Brownsboro prepares to draft new budget
Brownsboro City Council met Thursday, May 8, to go over the first draft of its proposed 2008- 2009 city budget. If the final version is anything like the version proposed at the City Council meeting, the budget will be increased by about $25,000. However, the water and sewer budget would be decreased by over $50,000.
One of the first big changes on the budget is the health insurance item. The figure jumped from $16,500 to $26,000. Brownsboro mayor Ronny Harris attributed the city's new assistant court clerk, hired in October of 2007.
Electricity and street repair could take a dip, street repair falling from $30,631 to $28,000 and electricity from $28,000 to $26,500.
One of the larger leaps on the expenditures budget is the miscellaneous item, which could go from $7,500 to $11,340.
For revenues, the fines and fees item took a massive leap on the proposed budget; it jumped to $145,000 from $124,950. This accounts for most of the change from the city budget's transition to $415,750 from $390,600.
Accounting for most of the $397,491 to $341,400 decrease in the water and sewer budget are the new equipment, repair and replacement and miscellaneous items. New equipment went from $35,000 to $10,850, repair and replacement from $21,846 and miscellaneous from $28,056 to $10,000.
Items like electricity and maintenance rose a bit, electricity rising from $44,500 to $46,000 and maintenance from $30,721 to $31,760.
The big factor in the water and sewer budget change is the FEMA reimbursement item, which provided $39,346 for the city in 2007.
Currently the budget target is 83.3 percent. Many items are close to this goal, though a few are either far under it or have gone over.
Of its $13,000 gas and oil budget, a balance of $3,693.60 remains, putting this item at 71.6 percent. Equipment repair currently stands at 62.7 percent of its $5,000 budget.
Miscellaneous has gone over the budget by $716.99. Health insurance has also gone over its $16,500 budget to $18,941.96.
Under revenues, fines and fees have far exceeded expectations; this revenue is at $171,635.00, 137 percent of the $124,950 budget drawn in 2007.

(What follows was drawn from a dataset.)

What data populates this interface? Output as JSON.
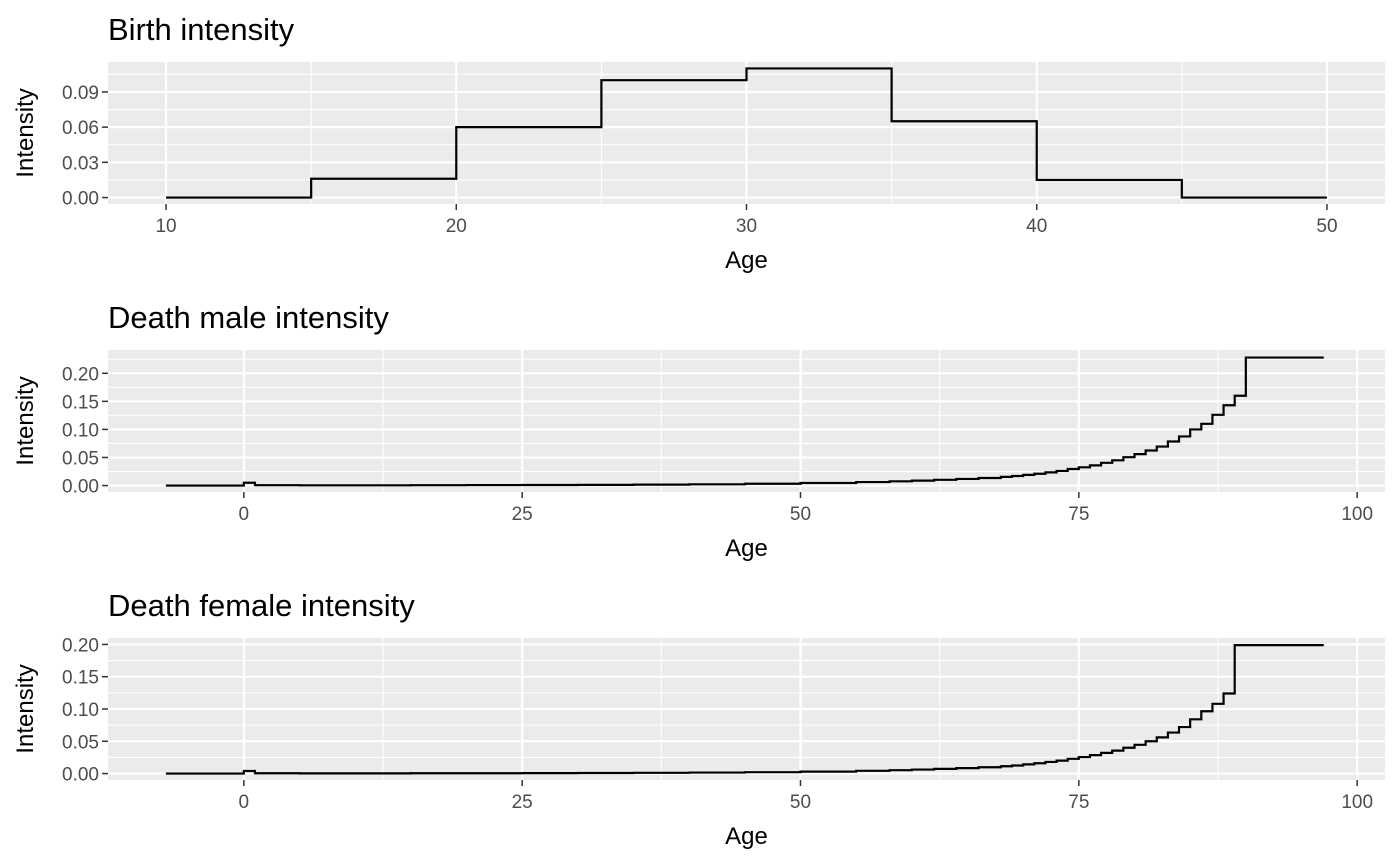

Though expenditures have gone about $5,000 over the budget, revenues are pouring in thanks to fines and fees.
"I'm very pleased that we're in such good shape," Harris said.
Water and sewer remains slightly under the budget mark, though water and sewer revenue does the same.
The council also passed two ordinances at the meeting. The first was an ordinance from Atmos Energy to increase franchise tax from four to five percent. The second ordinance effectively prohibited LED billboards from being constructed in Brownsboro without the council's permission.
The deadline to have an ordinance passed on the LED billboards is June 1, and there would not have been another Brownsboro City Council meeting before that time. There could be future meetings to elaborate on what signs would be allowed and what signs would not be allowed.